August 4th, 2016   •   Asia, leadership, leadership architecture, talent development   •   no comments   

By Tor Mesoy

Thinking strategically about learning

 

Earlier this week I led a leadership development program in Singapore. I do so regularly, but this week was special.

 

The client is a European startup company – just two years old, with less than 50 employees. I was impressed by the thinking of their leadership. They brought all the employees to Singapore to expand their perspective and to enhance leadership skills at all levels. The firm has global ambitions and this commensurate investment in people development was inspiring.

 

The firm organized briefings on macro-economic trends, including the rise of Asian economies. I was invited to work with the entire team to strengthen leadership capabilities.
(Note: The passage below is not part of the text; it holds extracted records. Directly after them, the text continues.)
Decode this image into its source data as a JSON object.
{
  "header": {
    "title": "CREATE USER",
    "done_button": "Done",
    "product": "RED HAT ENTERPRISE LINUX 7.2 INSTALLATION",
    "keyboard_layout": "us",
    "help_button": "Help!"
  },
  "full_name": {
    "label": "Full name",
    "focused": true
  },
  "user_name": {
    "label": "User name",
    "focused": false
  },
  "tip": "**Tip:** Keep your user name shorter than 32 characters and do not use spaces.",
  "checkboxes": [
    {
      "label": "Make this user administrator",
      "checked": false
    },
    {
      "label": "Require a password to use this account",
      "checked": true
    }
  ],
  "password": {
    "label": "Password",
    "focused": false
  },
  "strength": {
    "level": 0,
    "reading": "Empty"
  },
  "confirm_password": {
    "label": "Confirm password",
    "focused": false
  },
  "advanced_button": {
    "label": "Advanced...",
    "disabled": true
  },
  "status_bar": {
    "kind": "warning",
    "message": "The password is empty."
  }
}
Together we went through several experiential learning exercises to help leaders manage stress (their own and others’), manage complex team dynamics and solve demanding problems in more creative ways.

 

This was obviously a substantial investment for the small firm, but they are committed to investing in their people for the future. The entire executive team is aligned on the need for this kind of investment to develop and strengthen shared values in keeping with the firm’s mission – “to create permanent improvements for their clients”.

 

The executive team is also fully committed to building capabilities to ensure the firm will serve their clients at higher levels, year by year. To this end, they have developed a thoughtful learning architecture that spans all levels of the organization – from summer interns to the CEO. It was a privilege to be invited to help shape this architecture.

 

We often refer to “the knowledge economy”. This firm has made the strategic choice to act on their conviction that the quality of their leadership will strongly influence their success. And the senior executives have not delegated the strategic leadership development work to HR, but have stayed personally involved throughout. Shortsighted cost control to pay dividends is simply not on the agenda. A lot of organizations might gainfully be inspired by this European startup.